Es waren unscheinbare Häuschen, zweckmäßig, ohne Schnickschnack, mit kleinen Fenstern, weißem Mauerputz und roten Ziegeldächern: die Tiefkühlhäuser, die ab dem Jahr 1955 wie Schwammerln aus dem weiß-grünen Boden schossen. Ihre äußere Schlichtheit hätte manchem Spaziergänger vielleicht auf eine innere Bescheidenheit schließen lassen - doch dem war gar nicht so. Innerhalb der vier Wände verbargen sich verschiedenste Fleischwaren, Gemüse, Obst und sogar selbst gebackener Kuchen.
„Revolution für Menschen am Land“
„All das konnte eingefroren werden und bedeutete somit eine riesengroße Revolution für die Menschen am Land. Denn ihnen war es ab sofort möglich, so wie die Städter jeden Tag Fleisch zu essen und nicht nur mehr auf Hausschlachtungen zu warten. Auch das Selchen, Pökeln und Einrexen war nun nicht mehr zwingend nötig“, erklärt Historikerin Anita Ziegerhofer.
Die Professorin für Rechtsgeschichte an der Universität Graz begab sich gemeinsam mit dem Kulturanthropologen Helmut Eberhart auf „frostige Spurensuche“ in der Steiermark und erforschte im gleichnamigen Buch die Geschichte der Tiefkühlhäuser in unseren Regionen.
In der Hochphase gab es rund 800 Tiefkühlhäuser
Die Forscher betraten dabei Neuland, eine ähnliche historische Aufarbeitung gab es nämlich bis dato noch nicht. Wie sind die beiden also auf die Idee gekommen? „Ich bin durch meinen Heimatort Spielfeld gefahren. Dort hat es immer ein Tiefkühlhaus gegeben - und auf einmal war es weg“, berichtet Ziegerhofer.

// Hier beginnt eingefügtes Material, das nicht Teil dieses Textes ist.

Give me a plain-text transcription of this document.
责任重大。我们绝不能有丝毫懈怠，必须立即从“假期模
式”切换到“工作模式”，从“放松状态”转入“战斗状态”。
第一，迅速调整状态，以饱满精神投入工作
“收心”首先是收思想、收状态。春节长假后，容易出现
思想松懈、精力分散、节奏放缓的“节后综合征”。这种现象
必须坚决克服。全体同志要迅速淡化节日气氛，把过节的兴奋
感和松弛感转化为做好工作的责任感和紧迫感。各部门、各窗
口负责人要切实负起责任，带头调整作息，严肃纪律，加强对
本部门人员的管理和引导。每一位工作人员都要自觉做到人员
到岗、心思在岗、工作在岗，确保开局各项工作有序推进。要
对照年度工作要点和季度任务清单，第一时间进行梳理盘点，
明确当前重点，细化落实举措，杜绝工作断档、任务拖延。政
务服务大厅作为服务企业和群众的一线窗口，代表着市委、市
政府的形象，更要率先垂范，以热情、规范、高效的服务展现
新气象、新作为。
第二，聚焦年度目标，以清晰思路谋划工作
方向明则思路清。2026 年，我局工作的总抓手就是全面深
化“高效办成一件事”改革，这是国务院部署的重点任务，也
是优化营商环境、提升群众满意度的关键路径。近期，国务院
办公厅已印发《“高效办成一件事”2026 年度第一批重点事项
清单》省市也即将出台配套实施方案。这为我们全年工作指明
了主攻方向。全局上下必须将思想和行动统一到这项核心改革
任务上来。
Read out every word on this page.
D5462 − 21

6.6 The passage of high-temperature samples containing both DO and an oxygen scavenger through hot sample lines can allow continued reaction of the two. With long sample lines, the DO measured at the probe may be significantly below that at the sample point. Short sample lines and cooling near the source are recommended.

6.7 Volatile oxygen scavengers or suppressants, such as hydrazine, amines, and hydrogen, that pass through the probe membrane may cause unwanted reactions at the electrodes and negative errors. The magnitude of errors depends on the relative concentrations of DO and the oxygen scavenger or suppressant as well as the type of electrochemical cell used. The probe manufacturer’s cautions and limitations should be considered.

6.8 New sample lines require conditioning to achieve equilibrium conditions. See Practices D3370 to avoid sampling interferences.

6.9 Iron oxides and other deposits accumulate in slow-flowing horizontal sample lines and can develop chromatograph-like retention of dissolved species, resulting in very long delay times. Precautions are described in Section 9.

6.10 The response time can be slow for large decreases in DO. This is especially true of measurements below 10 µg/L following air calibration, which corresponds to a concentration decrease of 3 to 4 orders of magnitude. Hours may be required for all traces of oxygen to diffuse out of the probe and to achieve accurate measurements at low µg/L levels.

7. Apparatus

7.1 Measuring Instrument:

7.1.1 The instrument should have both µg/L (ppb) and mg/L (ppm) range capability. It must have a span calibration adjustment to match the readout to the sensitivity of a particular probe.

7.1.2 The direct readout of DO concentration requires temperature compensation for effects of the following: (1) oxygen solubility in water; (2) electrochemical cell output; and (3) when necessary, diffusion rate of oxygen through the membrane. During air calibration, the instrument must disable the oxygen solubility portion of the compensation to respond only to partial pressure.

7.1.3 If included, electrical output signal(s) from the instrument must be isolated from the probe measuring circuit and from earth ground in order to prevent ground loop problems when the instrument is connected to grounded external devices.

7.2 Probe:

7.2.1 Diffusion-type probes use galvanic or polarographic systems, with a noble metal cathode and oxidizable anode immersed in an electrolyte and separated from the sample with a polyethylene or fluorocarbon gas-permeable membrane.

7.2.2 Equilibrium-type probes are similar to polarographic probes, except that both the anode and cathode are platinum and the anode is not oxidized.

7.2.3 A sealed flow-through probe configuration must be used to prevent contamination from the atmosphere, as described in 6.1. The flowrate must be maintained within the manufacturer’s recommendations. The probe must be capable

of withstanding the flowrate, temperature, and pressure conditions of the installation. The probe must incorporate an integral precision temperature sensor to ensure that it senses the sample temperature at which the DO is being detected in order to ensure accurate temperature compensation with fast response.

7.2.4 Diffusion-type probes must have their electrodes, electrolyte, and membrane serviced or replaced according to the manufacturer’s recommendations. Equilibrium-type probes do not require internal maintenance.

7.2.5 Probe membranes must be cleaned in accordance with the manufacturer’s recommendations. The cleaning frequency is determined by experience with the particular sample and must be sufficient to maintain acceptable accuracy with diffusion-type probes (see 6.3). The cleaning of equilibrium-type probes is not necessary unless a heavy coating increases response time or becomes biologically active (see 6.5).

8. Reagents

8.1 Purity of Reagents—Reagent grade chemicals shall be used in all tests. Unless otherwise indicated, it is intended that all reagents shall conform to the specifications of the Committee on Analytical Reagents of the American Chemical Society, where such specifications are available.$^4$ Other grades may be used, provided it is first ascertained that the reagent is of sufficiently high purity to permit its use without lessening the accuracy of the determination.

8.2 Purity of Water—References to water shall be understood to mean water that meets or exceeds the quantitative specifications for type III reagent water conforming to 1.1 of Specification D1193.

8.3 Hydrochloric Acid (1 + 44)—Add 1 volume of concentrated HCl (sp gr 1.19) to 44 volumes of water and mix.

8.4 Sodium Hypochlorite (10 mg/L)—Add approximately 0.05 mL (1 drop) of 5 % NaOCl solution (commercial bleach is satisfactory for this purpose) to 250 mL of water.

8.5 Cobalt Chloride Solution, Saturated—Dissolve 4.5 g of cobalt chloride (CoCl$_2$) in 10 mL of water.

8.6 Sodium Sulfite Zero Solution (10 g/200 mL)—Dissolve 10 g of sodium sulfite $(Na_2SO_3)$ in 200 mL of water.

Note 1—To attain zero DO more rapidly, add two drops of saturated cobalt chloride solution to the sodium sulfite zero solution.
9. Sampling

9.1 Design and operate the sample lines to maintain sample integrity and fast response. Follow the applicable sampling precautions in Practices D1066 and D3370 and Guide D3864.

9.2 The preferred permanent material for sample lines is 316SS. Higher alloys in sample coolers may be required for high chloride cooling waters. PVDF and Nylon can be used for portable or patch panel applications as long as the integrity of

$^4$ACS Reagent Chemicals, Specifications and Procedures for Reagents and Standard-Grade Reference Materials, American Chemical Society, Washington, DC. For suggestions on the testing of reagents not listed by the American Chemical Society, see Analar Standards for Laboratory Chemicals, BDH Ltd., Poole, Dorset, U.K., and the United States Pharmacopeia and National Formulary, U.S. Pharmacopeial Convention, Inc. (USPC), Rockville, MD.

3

„Bei einem Ausflug in der Gegend um Riegersburg kamen wir ein anderes Mal durch den kleinen Ort Sankt Kind. Dort steht noch eines dieser unscheinbaren Gebäude. Das war dann der Auslöser“, ergänzt Eberhart. 50 dieser Bauten gibt es noch hierzulande, andere wurden abgerissen oder in Garagen, Blumengeschäfte, Vereinslokale oder Wohnungen umgewandelt.
Viele persönliche Geschichten
In der heißen Tiefkühl-Phase existierten 800 Anlagen in fast jedem noch so winzigem Dorf, 500 Standorte sind in dem jüngst im Leykam-Verlag erschienenen Werk dokumentiert.
Und damit auch eine Fülle von kleinen Geschichten, die Zeitzeugen Eberhart und Ziegerhofer zutrugen. Wie etwa jene vom Buben, der von seinen Eltern am Nachmittag ins Kühlhaus geschickt wurde, um gefrorenes Fleisch zu holen. Und der spätabends mit dem schon aufgetauten Braten heimkam, weil er bei der Nachbarsfamilie abgebogen war und beim Fernseh-Kasperl Tränen gelacht hatte.
In der Oststeiermark wurde die erste Anlage errichtet
Die erste „bäuerliche Gemeinschafts-Kaltraumanlage“ der Steiermark - so wurde sie korrekt bezeichnet - wurde anno 1955 im oststeirischen Krottendorf aus der Taufe gehoben, zur Eröffnung kam Landeshauptmann Josef Krainer sen. höchstpersönlich aus Graz angereist. Sie bot der Bevölkerung 44 Schließfächer mit je 200 Litern Inhalt. Die Kosten? 120.000 Schilling. „Meist taten sich die Dorfbewohner unter der Leitung des Bürgermeisters zusammen, um die Idee von einem solchen Gebäude zu realisieren“, weiß Eberhart aus Unterlagen diverser Tiefkühlhaus-Vereine.
Eine eigene Kühltruhe zu Hause war für die meisten Steirer unerschwinglich, denn ohne Montage musste man 1956 rund 17.000 Schilling hinblättern. Da waren die 2800 bis 4000 Schilling für ein Fach einer Gemeinschaftsanlage deutlich günstiger. Als die Preise sanken, verglühte auch der Stern der Tiefkühlhäuser Anfang der 1980er-Jahre.